“The day I wound that enormous ego of yours is the day I’ll go skinny dipping in the Pacific Ocean.”
“I’m wounded, I’m wounded.” He groaned and collapsed on the sand in a pathetic heap, writhing like he’d been stung by a lethal jellyfish, and she laughed.
“I’m going to dry off. When you’ve finished with the theatrics, I’ll see you up there.” She pointed to the palm trees and headed off, ignoring his call of “you’re no fun.”
She knew he’d meant it as a joke, a fly-away comment as part of their sparring, but the words echoed as she towelled off. She wasn’t fun, didn’t know how to have fun, not when she’d spent her whole life trying to do the right thing.
Beth had once called her a nerd and Land had shrugged, pushed her tortoiseshell glasses up her nose, and scuffed her flat heeled boots, agreeing with the assessment but hurt all the same.
Everyone saw her the same way, no fun: people at work, her cousin, even Zac, and while his opinion shouldn’t matter considering she wouldn’t see him after the end of next week, it did.
As he joined her and she watched water droplets run in rivulets down his muscular torso when he bent to pick up his towel, she wished her newfound confidence extended to having a little fun.
“I’m going to dry off in the sun for a while.” And blink away the sudden sting of tears for feeling inadequate and inexperienced and inept, but she wisely kept that to herself.
“Don’t be too long. These UVs can seriously burn.”
She grabbed her towel and laid it on the sand a few feet away, an ill-chosen spot considering she had a clear view of him stretched flat on his back, and the perfection of his long, lean body, with abdominals composed of ridges of hard muscle.
Squeezing her eyes shut to blot out the tempting image, she must’ve dozed, for it seemed like an eternity later when his voice roused her.
“Excuse me, sun goddess, you should come into the shade now.”
Her eyes fluttered open and she stretched, rested and composed. “Nice of you to be so concerned.”
She picked up her towel and flung it next to his, ensuring enough space between them for no accidental contact.
“I’ll admit my concern is altruistic.
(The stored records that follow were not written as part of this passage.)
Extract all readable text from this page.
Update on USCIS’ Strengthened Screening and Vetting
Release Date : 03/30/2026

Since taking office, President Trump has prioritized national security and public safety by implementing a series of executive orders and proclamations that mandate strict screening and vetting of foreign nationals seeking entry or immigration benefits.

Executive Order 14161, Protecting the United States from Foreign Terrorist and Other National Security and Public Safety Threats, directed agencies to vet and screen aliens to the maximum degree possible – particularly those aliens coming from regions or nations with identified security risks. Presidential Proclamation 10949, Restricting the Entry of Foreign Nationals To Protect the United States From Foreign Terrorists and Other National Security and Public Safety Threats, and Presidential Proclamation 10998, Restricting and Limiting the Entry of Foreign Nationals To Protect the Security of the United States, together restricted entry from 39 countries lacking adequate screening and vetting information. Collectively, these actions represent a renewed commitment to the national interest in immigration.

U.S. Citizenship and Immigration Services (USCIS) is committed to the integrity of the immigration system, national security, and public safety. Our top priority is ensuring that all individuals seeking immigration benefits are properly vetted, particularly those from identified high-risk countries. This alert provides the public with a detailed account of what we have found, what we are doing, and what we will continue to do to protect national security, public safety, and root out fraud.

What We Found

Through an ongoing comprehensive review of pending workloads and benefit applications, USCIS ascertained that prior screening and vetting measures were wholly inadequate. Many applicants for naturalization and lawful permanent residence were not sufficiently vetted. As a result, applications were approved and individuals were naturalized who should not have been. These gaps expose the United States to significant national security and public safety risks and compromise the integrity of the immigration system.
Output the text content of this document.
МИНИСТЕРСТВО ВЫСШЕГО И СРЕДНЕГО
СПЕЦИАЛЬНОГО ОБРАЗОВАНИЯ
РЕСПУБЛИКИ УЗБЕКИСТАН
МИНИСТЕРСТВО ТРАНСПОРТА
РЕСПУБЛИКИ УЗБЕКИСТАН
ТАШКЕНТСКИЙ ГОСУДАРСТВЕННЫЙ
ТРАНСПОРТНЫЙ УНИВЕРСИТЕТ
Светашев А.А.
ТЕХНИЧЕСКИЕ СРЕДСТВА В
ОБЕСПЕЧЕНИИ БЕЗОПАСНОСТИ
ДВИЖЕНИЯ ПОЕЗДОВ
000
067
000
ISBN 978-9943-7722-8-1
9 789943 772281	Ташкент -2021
I don’t want to rub lotion on you again.”
“Why’s that?”
“I enjoyed it way too much.” His gaze trailed over her body, lingering on every inch he’d rubbed earlier and everywhere in between, and darn it if that prickly itch didn’t start up again.
She quirked an eyebrow. “If you enjoyed something as mundane as rubbing suntan lotion on my back, you get out even less than I do.”
He leaned forward, too close, too masculine, too everything. “Go on, admit it.”
She bit her lip, inched back. “Admit what?”
“You enjoyed it too.”
His grin was pure temptation and she waved her hand in front of her face as if swatting away a particularly bothersome fly.
“The only thing I’ll admit to is finding your incessant flirting extremely tiresome.”
His smile faded the same moment the sun ducked behind a cloud, both leaving her slightly chilled. “Do you really feel that way?”
Her heart skipped a beat as she searched for a suitable answer. What could she say? That she didn’t believe his compliments? That her self-confidence had been decimated by a guy who used slick words before that she couldn’t trust easily? That she wished she could believe one-tenth of his attention was real and not some ingrained part of his charm? That she hid behind sharp retorts, using them as a barrier against her insecurities?
She couldn’t say any of that so she settled for a semi-truth, feeling a tad guilty her barb had tarnished what had been an enjoyable day.
“Honestly? I’m not used to the attention.”
He couldn’t have looked more surprised if she’d stripped off in front of him. “You said things ended with your ex over eighteen months ago, but you date, right?”
Heck, look what she’d got herself into now. She could lie, but she’d always been lousy at it. Beth said her mouth pursed into a strange prune-shape the few times she’d tried it and she already had him staring at her like she was nuts.
“My last date was with a hero in a romcom on my streaming service.”